Continuing Simon Augustine's countdown of the Most Disturbing Movies (Read Part 1 for the first 13). [<< #3]
2. Salo (or 120 Days of Sodom) (1975) 10/9
This is high falutin' stuff for such a reprehensible list as this: it's the only Disturbing Film that is accompanied by a bibliography in the opening credits (just what an audience wants - homework). In this case, however, such ambitious gestures are warranted; Italian poet and provocateur Pier Paolo Passolini assembles all of his considerable directorial skill and visual mastery to deliver a really, really bad time -- an unflinching look at the savagery and absurdity of the sadistic impulse brought to its logical, and most banal, extreme.
Passolini takes the Marquis De Sade's exposition on violence and sex, 120 Days of Sodom, and transports it to a remote village called Salo in northern Italy during the years of fascist rule. A group of the creepiest middle aged Fascists you ever saw, with lots of pancake makeup, deadened stares, and twisted smiles methodically gather a group of innocent teenagers in a vast, ornate mansion for the express sole purpose of humiliating, defiling and torturing them. If this scenario was in loonier, more casual, or less talented hands, your more jaded filmgoers might guess that, in the exploitation vein, it aimed for kinky guilty pleasures.
Think again: Passolini, who was murdered shortly after the release of this, his last film, is dead serious in Salo and not screwing around.

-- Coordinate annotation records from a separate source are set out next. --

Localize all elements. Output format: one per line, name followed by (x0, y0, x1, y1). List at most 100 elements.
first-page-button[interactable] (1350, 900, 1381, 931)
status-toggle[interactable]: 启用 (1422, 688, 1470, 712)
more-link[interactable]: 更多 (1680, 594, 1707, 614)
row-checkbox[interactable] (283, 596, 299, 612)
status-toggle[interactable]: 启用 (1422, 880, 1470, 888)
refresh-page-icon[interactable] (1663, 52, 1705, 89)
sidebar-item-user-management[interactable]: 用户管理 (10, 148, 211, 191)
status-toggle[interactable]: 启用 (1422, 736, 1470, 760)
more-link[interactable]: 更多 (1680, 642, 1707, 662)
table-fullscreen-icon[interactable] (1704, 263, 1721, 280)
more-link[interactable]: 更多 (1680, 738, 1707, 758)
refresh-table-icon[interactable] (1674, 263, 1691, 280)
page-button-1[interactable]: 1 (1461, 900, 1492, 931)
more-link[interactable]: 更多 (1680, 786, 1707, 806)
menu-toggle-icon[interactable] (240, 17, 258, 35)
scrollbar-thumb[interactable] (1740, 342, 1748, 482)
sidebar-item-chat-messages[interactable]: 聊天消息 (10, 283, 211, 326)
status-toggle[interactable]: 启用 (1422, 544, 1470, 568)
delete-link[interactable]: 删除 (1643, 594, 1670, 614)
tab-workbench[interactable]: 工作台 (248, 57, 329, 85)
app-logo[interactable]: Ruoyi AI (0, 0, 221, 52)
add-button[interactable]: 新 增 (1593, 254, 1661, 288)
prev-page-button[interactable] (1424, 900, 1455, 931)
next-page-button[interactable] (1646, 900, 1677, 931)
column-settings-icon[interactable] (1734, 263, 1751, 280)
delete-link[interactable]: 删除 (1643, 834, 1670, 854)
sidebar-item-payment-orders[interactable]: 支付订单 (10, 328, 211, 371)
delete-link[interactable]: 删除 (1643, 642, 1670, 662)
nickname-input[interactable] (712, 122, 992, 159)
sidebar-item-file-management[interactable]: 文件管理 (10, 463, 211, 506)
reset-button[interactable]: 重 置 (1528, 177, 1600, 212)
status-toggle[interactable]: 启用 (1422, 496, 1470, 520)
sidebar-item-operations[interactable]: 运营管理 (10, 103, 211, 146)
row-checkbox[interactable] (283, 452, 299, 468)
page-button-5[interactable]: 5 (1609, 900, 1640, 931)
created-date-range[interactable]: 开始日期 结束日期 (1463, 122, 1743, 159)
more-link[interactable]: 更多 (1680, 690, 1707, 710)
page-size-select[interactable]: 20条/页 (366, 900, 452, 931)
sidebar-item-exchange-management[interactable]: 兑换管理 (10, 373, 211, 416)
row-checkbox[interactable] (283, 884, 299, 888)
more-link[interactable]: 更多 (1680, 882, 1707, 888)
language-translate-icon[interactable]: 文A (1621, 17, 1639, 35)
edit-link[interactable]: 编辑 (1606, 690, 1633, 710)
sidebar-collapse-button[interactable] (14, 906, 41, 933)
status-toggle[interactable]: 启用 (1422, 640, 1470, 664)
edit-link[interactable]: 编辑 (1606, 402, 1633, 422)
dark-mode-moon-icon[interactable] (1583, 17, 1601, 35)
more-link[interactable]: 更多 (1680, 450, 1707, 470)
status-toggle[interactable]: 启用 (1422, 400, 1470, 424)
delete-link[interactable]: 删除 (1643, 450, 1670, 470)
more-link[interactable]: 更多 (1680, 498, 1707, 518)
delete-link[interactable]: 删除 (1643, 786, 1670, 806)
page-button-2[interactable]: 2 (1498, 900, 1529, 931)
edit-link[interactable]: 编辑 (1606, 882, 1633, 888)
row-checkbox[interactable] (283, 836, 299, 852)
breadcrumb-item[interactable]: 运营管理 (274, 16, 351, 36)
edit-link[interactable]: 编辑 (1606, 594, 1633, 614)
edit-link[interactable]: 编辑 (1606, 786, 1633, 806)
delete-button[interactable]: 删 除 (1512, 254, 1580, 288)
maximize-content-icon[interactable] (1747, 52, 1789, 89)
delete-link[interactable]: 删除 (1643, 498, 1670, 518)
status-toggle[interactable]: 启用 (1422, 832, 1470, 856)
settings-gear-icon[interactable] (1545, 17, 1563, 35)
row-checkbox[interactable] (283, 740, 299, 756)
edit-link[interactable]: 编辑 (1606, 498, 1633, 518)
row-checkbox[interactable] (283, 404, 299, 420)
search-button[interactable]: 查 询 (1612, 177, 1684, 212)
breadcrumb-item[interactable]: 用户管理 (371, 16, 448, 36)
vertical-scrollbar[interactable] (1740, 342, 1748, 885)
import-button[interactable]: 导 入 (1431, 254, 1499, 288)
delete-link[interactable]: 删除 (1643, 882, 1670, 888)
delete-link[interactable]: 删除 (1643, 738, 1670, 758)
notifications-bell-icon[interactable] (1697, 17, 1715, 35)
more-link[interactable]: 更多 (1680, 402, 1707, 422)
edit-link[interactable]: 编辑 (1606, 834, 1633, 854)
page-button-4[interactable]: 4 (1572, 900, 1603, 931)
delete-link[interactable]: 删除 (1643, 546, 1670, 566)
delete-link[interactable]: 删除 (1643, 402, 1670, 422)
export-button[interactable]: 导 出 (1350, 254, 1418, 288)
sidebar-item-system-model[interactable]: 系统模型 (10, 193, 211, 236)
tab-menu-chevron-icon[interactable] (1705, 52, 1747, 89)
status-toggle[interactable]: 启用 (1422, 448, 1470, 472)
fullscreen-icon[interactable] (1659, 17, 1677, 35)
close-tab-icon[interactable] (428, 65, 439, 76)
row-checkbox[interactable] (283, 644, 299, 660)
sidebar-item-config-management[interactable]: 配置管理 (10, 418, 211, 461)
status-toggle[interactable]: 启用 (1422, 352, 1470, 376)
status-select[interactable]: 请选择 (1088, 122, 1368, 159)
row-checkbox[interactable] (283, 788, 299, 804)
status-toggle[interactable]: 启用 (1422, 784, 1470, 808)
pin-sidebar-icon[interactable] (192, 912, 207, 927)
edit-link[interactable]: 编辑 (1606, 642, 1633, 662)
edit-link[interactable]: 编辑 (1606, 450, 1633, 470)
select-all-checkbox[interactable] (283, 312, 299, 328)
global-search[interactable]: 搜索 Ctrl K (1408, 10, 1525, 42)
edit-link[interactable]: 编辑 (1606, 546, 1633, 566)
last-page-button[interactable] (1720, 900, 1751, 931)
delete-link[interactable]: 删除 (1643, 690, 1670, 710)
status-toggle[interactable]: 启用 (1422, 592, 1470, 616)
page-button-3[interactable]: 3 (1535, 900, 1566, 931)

This is about cultural and conceptual identity as a sadistic tool of oppression and murder - the murder of persons, of personas, of souls, of hope. No film has ever so communicated the seduction of power, the pompous insanity of political "theory" and philosophy removed from real suffering. It illustrates the effects of power when combined with philosophy to deny the presence, to erase the meaning, substance and possibility of another human being. Here, a complete lack of responsibility to the sanctity of other people masquerades as liberation. Self (national and personal) as unit of control; opposing selves as death; death as ritual; ritual as effacement. There is no more vital, or dangerous, theme in the movies or the real world.
Passolini patterns the escalating psychological and physical games, and the journey into the deeper recesses of the mansion, on Dante's Inferno, with a prologue ("Anti-Inferno"), and progressively terrifying circles of torment. He gives visualization to Aligheri's credo, "abandon all hope ye who enter here." By the time the Circle of Manias has been passed through, the Circe de Merde ("circle of shit") has ended and the final ring is entered, the Circle of Blood.
I, hardened veteran of Disturbing Night At The Movies that I am, turned to my equally distressed friend, and we both collectively uttered "Oh brother," in anticipation of what might come.
It was just as horrible as we imagined. The finale, in which one of the Fascists watches with cold voyeurism from a balcony as a young boy is sodomized while simultaneously being disfigured on the lawn of the mansion, creates one of those intense moments in which the viewer feels frozen and sees something she knows she'll never forget. In this scene there is no such thing as sex, no such thing as violence; only the exercise of dominance.